The 2008 deal resulted in the dismissal of at least two ministers, as well as the SNS eventually losing political control of the ministry. The murky US-based firm was meanwhile dissolved and re-established itself as Interblue Group Europe, registered in Switzerland. Slovakia withdrew from the contract, which guaranteed Interblue the pre-emptive right to purchase additional quotas to emit 20 million tonnes of carbon dioxide, back in 2010. Slovakia has already sold a portion of the quotas to Spain. Interblue Group Europe is objecting to Slovakia’s withdrawal from the agreement.

In 2010, then-environment minister József Nagy filed a criminal complaint against Interblue for its failure to pay Slovakia €15 million as a clause in the sale contract, which stipulated that if Slovakia spent the proceeds from the original sale of the quotas within the ‘Green Investment Scheme’ (GIS) for environmental projects, the country would be eligible for a bonus payment of €1 per tonne, or €15 million in total, from Interblue.

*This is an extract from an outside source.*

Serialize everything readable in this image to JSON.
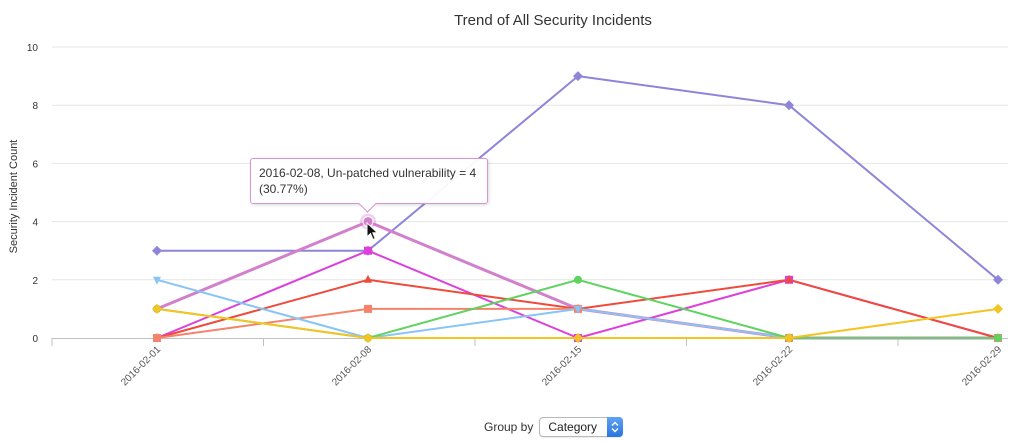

However, despite the government spending millions of euros on a scheme to improve the thermal insulation of apartment blocks, Interblue has paid no more money to date. After six months, the special prosecutors turned down the complaint, arguing that the state originally had signed a maximally disadvantageous contract and thus the prosecution did not see any criminal intentions on the part of Interblue.

In late 2012, Interblue re-emerged, insisting that Slovakia should sell it quotas to emit 20 million tonnes of carbon dioxide based on the original contract. Slovakia said no to the firm in December 2012, with Environment Minister Peter Žiga saying that he has no legitimate partner with whom to negotiate and that the ministry has withdrawn from the contract as Interblue Group Europe has not proved that it is the legal successor of Interblue Group.

Last October, police shelved their investigation into the case, which started in 2009, arguing that the act was not a crime. The Environment Ministry appealed the decision to wind down the investigation, but the Special Prosecutor’s Office dismissed it at the end of 2013.

On January 9, Čižnár ordered an inquiry into whether halting the criminal prosecution in the emissions deal was justified.

The police in January 2014 confirmed that it received requested materials from Swiss officials detailing who benefited from the emissions deal. The materials are being inspected over suspicions of money laundering.